Watson trusted Corman, I guessed, because Corman was a poet. Watson said he still tries to keep his ear attuned to American English by reading contemporary poetry. I asked him to read out loud to us some of his Cold Mountain translations. In doing so, his voice dropped into a deeply moving poetic cadence. “I should have known!” I exclaimed to myself. “He has a poet’s ear, that reverence for rhythm and sound. That explains the exceptional music of his translations.”
In describing his translation technique, Watson confirmed that thought. “I know what the Chinese character means and implies and so on,” he said. “And I can’t just make up some other thing. On the other hand, I have a certain amount of leeway. It’s what translators always say: because I’ve lost so much in other places, I should be allowed to make it up in places where I can . . . make it a little better than the original. So within those limits, I try to get the best language, the most vivid, effective—and the sound, of course, I’m always thinking of the sound. Some people apparently don’t pay much attention to the sound.”

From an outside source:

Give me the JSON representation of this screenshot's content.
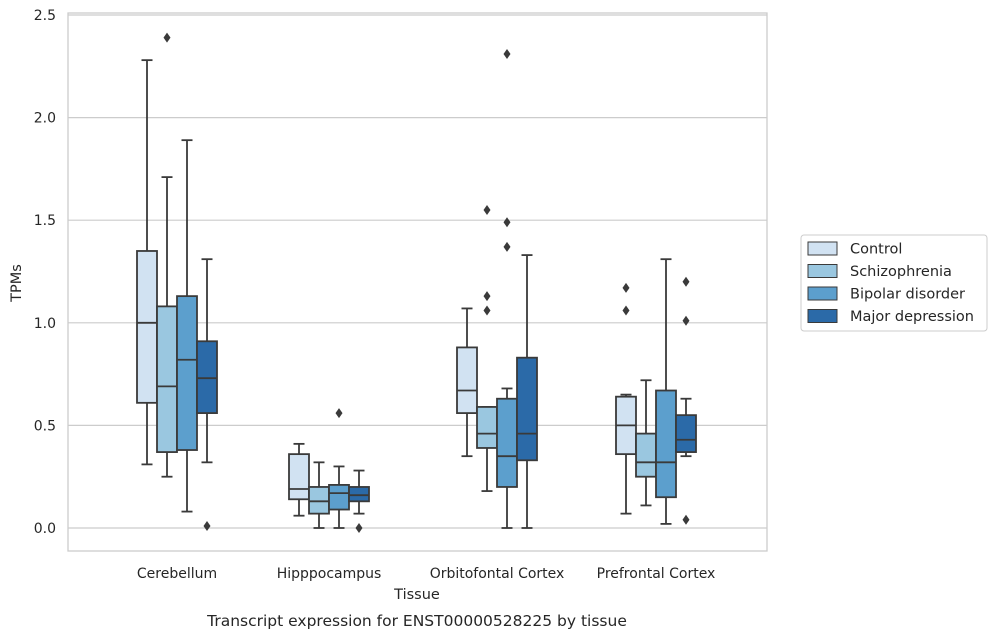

He said he followed the Chinese form rigorously as well. “If it’s an eight-line poem I come out with an eight-line translation. Because the lineation is very pronounced in the Chinese. Now [Kenneth] Rexroth didn’t like that, so he runs it over into the next line. And [David] Hinton does the same, because he admires Rexroth. But the Chinese is so strong that it forces it on the English. . . . If you are going to use enjambment you have to enjamb every next line. I don’t know why Rexroth did that. He didn’t like end-stopped lines, but the Chinese form is very strong.”
I told him about the diplomat’s daughter at Takashimaya, who felt a tremendous conflict between the individuality she’d learned in the West and the conformity she felt living here. I wondered if that difference was part of the ungovernable Han-shan’s charm to America’s open-road ear? I remembered that Jack Kerouac wrote the novel The Dharma Bums after he and Allen Ginsberg visited Gary Snyder in Mill Valley, where Snyder was translating Han-shan for his Berkeley professor. America’s road scholar dedicated that book “to Han-shan.”
Watson confided that at a family gathering back in the States after his father’s death, he chose as a text a Han-shan poem. I asked him to read it to us.
COLD MOUNTAIN NO. 85
I came once to sit on Cold Mountain
And lingered here for thirty years.
Yesterday I went to see relatives and friends;
Over half had gone to the Yellow Springs.